My wife and I decided that we would try to change Washington mental illness laws by lobbying the legislature.  So, in January, 2014, we moved from our home in Dallas to Olympia, Washington and lobbied the legislature for three months.  In the end, we were able to get one law passed in the House but the Senate killed that law on the last day of the 2014 legislative session – on my wife’s birthday!

 

We went back in January, 2015 where I stayed and lobbied for five months and my wife was there for one month. In the end, we were able to pass four new laws that year. All of them signed into law by the Governor. One of the laws we passed is called “Joel’s Law” named after our son. It changed a law that had been in effect for over 40 years that blocked the family of a loved one suffering with mental illness from getting treatment for their child or loved one. We’ve been told by a very high authority that over 1,000 people - and therefore families - have been helped by the laws we were able to pass.

 

I used every single ounce of creativity and legislative experience I had to bring about our lobby success.
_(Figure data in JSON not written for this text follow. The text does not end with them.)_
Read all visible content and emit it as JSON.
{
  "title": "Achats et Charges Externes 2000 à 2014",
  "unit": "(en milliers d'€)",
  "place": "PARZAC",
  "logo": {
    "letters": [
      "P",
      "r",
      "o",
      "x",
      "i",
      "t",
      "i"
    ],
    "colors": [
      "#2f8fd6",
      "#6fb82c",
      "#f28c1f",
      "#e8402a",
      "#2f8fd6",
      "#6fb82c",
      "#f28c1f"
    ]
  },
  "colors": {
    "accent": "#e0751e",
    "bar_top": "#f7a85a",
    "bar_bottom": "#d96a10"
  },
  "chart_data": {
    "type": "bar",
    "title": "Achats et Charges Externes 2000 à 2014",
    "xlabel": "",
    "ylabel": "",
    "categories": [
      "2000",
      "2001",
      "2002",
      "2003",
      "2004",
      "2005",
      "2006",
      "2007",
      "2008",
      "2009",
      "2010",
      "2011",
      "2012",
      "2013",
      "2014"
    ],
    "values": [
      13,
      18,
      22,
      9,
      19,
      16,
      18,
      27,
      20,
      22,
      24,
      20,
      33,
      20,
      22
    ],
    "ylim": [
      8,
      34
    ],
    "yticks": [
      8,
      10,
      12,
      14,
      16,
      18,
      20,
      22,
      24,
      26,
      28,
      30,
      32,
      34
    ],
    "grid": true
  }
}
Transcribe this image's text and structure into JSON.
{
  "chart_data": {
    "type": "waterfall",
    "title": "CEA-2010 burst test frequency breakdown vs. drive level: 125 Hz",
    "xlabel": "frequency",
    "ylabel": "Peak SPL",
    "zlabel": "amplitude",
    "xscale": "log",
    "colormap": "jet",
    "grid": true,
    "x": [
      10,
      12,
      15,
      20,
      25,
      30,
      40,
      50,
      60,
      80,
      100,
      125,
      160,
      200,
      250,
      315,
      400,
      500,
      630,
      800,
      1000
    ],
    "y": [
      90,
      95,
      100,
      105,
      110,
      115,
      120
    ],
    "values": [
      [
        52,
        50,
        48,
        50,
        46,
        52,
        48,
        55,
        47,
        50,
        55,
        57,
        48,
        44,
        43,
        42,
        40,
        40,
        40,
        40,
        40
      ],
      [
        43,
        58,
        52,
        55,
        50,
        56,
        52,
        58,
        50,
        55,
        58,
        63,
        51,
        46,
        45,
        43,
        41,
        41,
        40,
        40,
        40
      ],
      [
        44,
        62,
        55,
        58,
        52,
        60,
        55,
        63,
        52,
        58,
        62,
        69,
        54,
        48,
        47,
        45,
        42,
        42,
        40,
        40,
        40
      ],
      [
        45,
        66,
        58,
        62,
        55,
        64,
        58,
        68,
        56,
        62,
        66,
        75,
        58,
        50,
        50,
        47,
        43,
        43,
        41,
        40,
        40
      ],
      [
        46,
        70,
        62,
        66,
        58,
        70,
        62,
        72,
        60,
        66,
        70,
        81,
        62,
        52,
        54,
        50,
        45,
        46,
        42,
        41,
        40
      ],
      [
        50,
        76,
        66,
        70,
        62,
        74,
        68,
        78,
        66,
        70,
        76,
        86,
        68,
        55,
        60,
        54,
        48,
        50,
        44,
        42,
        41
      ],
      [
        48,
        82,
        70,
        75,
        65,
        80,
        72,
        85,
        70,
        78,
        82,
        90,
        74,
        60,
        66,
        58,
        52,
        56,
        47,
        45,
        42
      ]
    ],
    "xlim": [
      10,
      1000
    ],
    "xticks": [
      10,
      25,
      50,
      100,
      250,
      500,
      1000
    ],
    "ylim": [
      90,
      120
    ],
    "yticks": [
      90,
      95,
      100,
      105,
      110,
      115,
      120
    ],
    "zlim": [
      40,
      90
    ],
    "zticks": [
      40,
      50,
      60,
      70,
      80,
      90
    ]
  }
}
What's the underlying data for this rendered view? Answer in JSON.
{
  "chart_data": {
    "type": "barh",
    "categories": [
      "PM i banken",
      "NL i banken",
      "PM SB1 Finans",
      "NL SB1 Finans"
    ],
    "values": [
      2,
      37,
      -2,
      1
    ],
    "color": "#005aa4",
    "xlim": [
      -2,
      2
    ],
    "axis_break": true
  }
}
I remember at one point thinking, the tangled web of getting legislation passed is similar in some ways to the process of taking an idea for a game and working through every single aspect of making it the best it can be, the most effective it could be, and most importantly the most successful it could be, and then getting it produced and in stores.

 

I’m approaching my mid-70’s and I still think about new games and doing what I can to get them on the market. If you are an inventor reading this, don’t ever give up inventing! You should know that just because you may have had one success (or maybe you haven’t had that first success YET) does not mean that every single creation is going to be a success. But, if you don’t work hard to make every idea the best product it can be and follow through on pitching it to manufacturers, you may never know the feeling of walking into a store and seeing your game – your toy – your INVENTION – on the shelf.